The Australian sharemarket experienced a downturn at Friday’s opening bell, primarily driven by renewed anxieties surrounding over-investment and potential disruption within the artificial intelligence sector. Adding to the downward pressure were sharp declines in the prices of gold and silver. The S&P/ASX 200 Index fell by 60.60 points, a 0.7 per cent decrease, reaching 8982.9 by 10.15am AEDT, with eight out of the eleven sectors experiencing losses. Despite the day’s dip, the benchmark remains up 3.1 per cent for the week, potentially marking its strongest gain since April.
Technology stocks were particularly hard hit, with overall declines in the sector surpassing 23 per cent over the past month. TechnologyOne saw a decrease of 5.5 per cent, Xero fell by 4.1 per cent, and WiseTech Global experienced a significant dive of 13.3 per cent, reaching a four-year low. Within the materials sector, Northern Star declined by 2.4 per cent, Newmont by 3.2 per cent, Genesis Minerals by 5.7 per cent, and South32 by 5 per cent. Cochlear, a global hearing implant company, experienced a substantial 12.3 per cent drop following a reported 21 per cent decrease in net profit to $162 million, falling short of expectations. The company also indicated that its full-year profit would likely be at the lower end of its previously projected $435 million to $460 million range.

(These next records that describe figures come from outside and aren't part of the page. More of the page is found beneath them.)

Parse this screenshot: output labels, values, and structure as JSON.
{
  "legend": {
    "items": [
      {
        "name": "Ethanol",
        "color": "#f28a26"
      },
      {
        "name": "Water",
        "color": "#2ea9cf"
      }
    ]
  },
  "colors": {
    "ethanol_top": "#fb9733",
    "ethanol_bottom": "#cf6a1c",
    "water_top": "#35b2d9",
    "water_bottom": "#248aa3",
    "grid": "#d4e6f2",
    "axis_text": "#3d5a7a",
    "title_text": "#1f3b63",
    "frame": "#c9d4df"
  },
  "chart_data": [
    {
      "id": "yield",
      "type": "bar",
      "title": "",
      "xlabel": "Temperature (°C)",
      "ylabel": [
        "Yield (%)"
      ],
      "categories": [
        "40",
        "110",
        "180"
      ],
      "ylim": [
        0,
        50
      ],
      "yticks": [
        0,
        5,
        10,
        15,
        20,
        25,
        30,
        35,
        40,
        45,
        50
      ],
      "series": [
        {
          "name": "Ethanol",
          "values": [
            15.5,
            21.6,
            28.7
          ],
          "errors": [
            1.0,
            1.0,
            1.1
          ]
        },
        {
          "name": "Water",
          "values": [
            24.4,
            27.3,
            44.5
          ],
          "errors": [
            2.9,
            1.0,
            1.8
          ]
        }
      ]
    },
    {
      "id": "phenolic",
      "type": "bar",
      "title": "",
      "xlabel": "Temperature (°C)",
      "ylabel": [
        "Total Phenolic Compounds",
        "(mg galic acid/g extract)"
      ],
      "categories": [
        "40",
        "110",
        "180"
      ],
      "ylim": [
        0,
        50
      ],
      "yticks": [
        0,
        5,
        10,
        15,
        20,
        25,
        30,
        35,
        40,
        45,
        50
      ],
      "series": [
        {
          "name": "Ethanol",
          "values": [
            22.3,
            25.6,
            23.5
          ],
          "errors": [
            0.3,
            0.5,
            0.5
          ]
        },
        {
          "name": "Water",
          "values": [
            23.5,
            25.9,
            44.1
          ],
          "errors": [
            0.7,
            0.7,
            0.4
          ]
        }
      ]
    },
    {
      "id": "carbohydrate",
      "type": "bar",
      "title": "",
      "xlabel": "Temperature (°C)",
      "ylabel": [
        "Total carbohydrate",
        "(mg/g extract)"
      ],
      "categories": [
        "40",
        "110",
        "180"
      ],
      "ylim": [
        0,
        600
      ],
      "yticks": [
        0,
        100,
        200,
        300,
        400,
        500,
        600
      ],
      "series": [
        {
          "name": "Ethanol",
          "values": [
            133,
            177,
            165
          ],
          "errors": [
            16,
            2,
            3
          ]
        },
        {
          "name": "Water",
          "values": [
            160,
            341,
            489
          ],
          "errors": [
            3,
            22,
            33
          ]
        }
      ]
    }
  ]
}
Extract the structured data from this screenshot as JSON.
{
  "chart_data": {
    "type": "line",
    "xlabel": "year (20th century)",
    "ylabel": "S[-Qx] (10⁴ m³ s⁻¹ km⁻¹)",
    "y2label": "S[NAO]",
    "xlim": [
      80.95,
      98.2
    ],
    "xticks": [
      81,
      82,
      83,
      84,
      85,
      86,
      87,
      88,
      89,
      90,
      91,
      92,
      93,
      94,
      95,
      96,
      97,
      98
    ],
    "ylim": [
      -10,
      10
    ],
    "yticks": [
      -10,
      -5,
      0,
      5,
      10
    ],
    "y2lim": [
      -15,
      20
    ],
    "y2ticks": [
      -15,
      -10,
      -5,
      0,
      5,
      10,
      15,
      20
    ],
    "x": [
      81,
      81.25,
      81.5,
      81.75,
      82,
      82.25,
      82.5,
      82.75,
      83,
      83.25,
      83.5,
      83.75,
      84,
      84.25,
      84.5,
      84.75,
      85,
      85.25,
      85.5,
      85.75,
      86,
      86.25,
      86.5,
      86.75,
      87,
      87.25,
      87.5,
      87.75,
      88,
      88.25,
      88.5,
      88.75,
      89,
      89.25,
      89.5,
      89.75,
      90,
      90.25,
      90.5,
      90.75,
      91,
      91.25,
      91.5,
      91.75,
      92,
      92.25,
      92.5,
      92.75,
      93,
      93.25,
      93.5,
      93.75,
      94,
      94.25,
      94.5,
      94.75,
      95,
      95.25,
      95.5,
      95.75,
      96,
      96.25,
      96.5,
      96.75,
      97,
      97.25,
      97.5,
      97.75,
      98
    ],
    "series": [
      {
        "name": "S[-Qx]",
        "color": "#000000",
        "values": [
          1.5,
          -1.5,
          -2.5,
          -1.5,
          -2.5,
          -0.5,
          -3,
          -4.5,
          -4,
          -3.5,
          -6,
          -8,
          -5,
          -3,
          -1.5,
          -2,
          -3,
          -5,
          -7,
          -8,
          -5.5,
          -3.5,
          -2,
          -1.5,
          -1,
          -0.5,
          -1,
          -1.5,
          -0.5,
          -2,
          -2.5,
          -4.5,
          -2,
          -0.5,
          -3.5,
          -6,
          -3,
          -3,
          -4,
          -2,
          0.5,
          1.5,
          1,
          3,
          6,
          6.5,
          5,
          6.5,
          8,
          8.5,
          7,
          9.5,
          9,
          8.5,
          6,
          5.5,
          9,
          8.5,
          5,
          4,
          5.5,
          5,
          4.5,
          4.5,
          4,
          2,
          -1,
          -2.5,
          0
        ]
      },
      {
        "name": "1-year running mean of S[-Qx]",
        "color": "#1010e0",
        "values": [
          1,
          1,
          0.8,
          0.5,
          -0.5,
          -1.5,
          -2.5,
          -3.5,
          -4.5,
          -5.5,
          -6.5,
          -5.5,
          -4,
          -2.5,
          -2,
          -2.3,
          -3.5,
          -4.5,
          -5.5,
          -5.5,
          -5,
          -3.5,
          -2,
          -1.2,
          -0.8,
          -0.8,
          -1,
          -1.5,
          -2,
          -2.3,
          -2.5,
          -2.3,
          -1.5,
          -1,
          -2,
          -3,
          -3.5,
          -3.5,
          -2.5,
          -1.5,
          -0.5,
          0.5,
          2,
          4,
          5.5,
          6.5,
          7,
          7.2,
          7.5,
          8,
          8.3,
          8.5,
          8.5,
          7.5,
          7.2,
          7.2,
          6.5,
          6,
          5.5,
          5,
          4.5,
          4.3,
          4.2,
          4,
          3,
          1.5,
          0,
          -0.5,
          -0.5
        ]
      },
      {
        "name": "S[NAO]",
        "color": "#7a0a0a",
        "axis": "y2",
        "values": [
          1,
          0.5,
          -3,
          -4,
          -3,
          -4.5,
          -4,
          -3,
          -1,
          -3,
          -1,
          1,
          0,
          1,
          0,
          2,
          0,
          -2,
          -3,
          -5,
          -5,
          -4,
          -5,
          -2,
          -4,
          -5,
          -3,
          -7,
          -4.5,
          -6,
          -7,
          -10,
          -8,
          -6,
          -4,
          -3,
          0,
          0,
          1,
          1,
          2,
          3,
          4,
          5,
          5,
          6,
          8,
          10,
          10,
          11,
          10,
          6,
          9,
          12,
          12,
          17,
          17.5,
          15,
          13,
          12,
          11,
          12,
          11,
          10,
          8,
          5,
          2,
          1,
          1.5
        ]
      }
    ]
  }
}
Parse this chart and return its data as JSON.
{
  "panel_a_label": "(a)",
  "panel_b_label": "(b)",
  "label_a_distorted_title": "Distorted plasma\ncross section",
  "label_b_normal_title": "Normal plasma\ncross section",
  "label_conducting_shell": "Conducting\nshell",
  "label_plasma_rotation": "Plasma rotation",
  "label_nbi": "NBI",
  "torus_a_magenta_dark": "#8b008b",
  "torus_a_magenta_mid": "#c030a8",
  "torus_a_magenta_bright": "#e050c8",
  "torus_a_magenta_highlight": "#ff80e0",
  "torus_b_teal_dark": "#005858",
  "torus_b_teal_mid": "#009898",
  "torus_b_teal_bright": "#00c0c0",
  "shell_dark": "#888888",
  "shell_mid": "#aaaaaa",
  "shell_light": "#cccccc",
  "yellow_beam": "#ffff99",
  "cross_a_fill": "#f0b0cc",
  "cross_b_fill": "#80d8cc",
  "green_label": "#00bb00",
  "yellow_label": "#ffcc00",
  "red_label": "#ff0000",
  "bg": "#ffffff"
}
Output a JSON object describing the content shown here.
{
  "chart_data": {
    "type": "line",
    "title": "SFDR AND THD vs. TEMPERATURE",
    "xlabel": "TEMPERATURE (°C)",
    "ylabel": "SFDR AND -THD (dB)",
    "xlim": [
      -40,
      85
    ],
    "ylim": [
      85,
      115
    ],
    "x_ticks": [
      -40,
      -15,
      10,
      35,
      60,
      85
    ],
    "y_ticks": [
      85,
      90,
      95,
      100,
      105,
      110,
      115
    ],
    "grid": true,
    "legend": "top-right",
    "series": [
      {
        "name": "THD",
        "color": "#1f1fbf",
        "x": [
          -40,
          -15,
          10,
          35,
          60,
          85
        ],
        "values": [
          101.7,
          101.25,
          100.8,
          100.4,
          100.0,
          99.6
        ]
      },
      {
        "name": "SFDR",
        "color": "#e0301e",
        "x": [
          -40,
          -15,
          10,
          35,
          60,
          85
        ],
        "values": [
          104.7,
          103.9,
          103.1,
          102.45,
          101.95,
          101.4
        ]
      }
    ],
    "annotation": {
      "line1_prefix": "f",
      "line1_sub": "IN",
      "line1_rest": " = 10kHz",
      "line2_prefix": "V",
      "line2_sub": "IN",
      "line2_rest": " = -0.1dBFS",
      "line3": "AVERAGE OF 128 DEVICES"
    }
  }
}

In contrast, Westpac shares firmed by 1.5 per cent after the bank announced a net profit of $1.9 billion for the three months ending in December, representing a 5 per cent increase compared to the last two quarters of 2025. Elsewhere, Webjet tumbled 23.2 per cent following the termination of takeover discussions with Helloworld and BGH Capital due to the absence of a binding proposal. The online travel agency also revised its underlying FY26 EBITDA guidance downwards to a range of $28 million to $29 million, excluding Webjet Business Travel.
Wesfarmers saw a 1 per cent increase following their announcement of a multi-year partnership with Microsoft aimed at further integrating artificial intelligence across its various brands, including Bunnings, Kmart, Blackwoods, and Priceline. GQG Partners, a global investment firm, jumped 5.3 per cent as it reported higher revenue in its 2025 financial year due to rising management fees based on 10.8 per cent growth in average funds under management. Nick Scali, the furniture retailer, experienced a 9.6 per cent drop despite posting a 36.4 per cent jump in net profit to $41 million in the first half of the financial year, surpassing its recently upgraded guidance.